Fontana nasceu em 31 de dezembro de 1940 e fez parte do grupo campeão da Copa do Mundo de 1970. Mais que isso, foi o primeiro capixaba a participar de um Mundial e segue como o único nascido no Espírito Santo a conquistar uma Copa pela Seleção Brasileira. O dado impressiona porque atravessa décadas e segue intacto.
Sua história começa no futebol local. Revelado pelo Vitória, passou pelo Rio Branco, onde foi campeão capixaba em 1959 e 1962. Depois ganhou projeção nacional no Vasco, formou dupla de zaga com Brito e chegou ao Cruzeiro, clube pelo qual foi convocado para a Copa de 1970. Naquele Mundial, jogou uma partida inteira como titular, na vitória do Brasil sobre a Romênia por 3 a 2.

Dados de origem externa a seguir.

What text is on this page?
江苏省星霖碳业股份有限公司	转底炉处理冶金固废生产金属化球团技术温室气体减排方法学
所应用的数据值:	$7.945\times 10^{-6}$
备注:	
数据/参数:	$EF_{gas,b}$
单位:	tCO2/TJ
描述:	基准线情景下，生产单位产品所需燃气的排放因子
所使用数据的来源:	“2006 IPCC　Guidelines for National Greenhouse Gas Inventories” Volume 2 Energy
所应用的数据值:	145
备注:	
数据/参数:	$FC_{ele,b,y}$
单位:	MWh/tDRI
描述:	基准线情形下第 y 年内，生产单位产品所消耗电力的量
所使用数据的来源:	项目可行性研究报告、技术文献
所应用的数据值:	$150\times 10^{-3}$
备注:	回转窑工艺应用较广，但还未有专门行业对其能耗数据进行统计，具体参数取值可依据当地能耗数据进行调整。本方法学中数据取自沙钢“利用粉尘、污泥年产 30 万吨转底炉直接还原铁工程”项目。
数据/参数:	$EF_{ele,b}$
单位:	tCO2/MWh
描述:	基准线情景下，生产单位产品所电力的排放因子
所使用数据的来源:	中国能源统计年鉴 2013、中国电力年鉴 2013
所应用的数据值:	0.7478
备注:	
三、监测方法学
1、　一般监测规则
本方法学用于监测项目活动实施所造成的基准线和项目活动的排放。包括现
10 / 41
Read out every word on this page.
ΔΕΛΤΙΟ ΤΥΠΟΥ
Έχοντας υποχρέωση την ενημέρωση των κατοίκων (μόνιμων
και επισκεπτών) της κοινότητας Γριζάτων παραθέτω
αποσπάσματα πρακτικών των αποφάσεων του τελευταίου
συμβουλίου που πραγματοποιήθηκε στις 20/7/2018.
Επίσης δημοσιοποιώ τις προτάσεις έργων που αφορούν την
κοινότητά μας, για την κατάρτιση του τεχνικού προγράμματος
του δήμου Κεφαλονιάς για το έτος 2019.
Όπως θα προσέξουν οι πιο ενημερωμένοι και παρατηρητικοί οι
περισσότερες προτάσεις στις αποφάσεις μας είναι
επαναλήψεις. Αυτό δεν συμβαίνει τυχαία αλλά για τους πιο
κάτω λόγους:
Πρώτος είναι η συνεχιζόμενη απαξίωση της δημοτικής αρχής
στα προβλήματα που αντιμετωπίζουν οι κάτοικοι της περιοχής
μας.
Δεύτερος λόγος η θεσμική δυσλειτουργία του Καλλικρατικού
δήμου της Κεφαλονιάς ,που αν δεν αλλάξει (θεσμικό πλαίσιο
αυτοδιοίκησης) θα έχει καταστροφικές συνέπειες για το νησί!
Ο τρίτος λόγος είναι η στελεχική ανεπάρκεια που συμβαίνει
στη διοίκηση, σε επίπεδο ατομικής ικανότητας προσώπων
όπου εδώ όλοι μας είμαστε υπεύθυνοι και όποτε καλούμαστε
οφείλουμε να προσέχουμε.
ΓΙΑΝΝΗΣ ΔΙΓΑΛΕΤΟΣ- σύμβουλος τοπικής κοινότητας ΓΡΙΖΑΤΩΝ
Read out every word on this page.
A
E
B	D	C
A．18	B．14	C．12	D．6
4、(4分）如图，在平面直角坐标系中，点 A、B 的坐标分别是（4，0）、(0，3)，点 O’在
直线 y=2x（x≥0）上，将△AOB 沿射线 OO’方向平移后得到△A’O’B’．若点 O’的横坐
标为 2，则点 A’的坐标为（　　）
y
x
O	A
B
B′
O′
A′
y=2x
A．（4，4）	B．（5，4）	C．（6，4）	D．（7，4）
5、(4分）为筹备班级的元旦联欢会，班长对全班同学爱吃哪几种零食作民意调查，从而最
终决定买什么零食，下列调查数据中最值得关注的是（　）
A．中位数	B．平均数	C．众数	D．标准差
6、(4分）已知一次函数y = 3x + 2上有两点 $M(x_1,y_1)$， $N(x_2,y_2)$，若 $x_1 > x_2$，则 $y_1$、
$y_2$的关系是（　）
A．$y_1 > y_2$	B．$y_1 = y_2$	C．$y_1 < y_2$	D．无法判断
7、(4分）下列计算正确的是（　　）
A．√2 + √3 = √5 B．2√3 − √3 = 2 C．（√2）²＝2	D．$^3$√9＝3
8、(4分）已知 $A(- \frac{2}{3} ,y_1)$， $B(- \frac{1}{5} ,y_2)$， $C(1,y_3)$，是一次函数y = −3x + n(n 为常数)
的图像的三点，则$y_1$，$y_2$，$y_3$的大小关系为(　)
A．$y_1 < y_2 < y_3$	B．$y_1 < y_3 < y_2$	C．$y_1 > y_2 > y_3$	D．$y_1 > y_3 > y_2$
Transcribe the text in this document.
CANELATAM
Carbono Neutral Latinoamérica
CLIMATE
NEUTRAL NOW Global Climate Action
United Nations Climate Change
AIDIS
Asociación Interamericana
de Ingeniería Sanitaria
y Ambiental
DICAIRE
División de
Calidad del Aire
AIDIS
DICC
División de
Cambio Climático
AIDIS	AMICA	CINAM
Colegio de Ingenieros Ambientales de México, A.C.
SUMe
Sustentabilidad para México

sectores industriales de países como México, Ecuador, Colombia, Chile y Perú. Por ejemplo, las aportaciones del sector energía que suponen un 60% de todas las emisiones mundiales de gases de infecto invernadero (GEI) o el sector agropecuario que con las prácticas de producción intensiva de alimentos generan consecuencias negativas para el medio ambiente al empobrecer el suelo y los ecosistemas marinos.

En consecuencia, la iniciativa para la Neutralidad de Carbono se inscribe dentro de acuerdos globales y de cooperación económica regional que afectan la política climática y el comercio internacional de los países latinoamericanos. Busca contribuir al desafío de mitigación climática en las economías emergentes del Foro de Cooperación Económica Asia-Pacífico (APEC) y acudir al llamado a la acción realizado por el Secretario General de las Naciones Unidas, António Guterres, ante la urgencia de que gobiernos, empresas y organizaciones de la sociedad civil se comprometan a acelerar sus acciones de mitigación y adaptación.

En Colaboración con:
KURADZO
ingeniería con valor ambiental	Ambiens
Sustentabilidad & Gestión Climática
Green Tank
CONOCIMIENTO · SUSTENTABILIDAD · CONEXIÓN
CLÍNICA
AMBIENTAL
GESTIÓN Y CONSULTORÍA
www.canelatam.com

A presença de Fontana naquele elenco diz muito sobre o tamanho que o futebol capixaba já conseguiu alcançar. Ele saiu de Santa Teresa, passou por clubes do Espírito Santo e chegou ao ponto mais alto do esporte. Não foi uma nota lateral da história. Foi parte de uma seleção que até hoje serve de referência mundial.
O problema é que o Espírito Santo nem sempre sabe transformar seus símbolos em memória viva. Fontana dá nome a uma rua em Santa Leopoldina desde 1980, cidade onde também está sepultado. A homenagem tem valor afetivo, mas ainda parece pequena diante do que ele representa. Um campeão mundial capixaba deveria estar mais presente em escolas, projetos de base, estádios, torneios, documentários e campanhas de valorização do esporte local.
A série da Netflix chega em boa hora porque recoloca a Seleção de 70 no centro da conversa. Para o Brasil, é uma lembrança de grandeza. Para o Espírito Santo, deveria ser também um chamado de atenção. Fontana estava lá. O capixaba estava no tri. E talvez o Estado ainda não tenha entendido completamente o peso dessa frase.
Fontana morreu cedo, aos 39 anos, vítima de um infarto. Sua trajetória foi interrompida antes que ele pudesse ocupar com mais presença o lugar público que merecia. Ainda assim, sua história permaneceu. O que falta é o Espírito Santo tratá-la menos como curiosidade de Copa e mais como patrimônio.
Enquanto Brasil 70: A Saga do Tri reconstrói na tela a seleção que encantou o mundo, vale olhar para aquele elenco com atenção capixaba. No meio da geração mais celebrada do nosso futebol, havia um zagueiro nascido em Santa Teresa. E essa presença ainda merece ocupar mais espaço na nossa memória.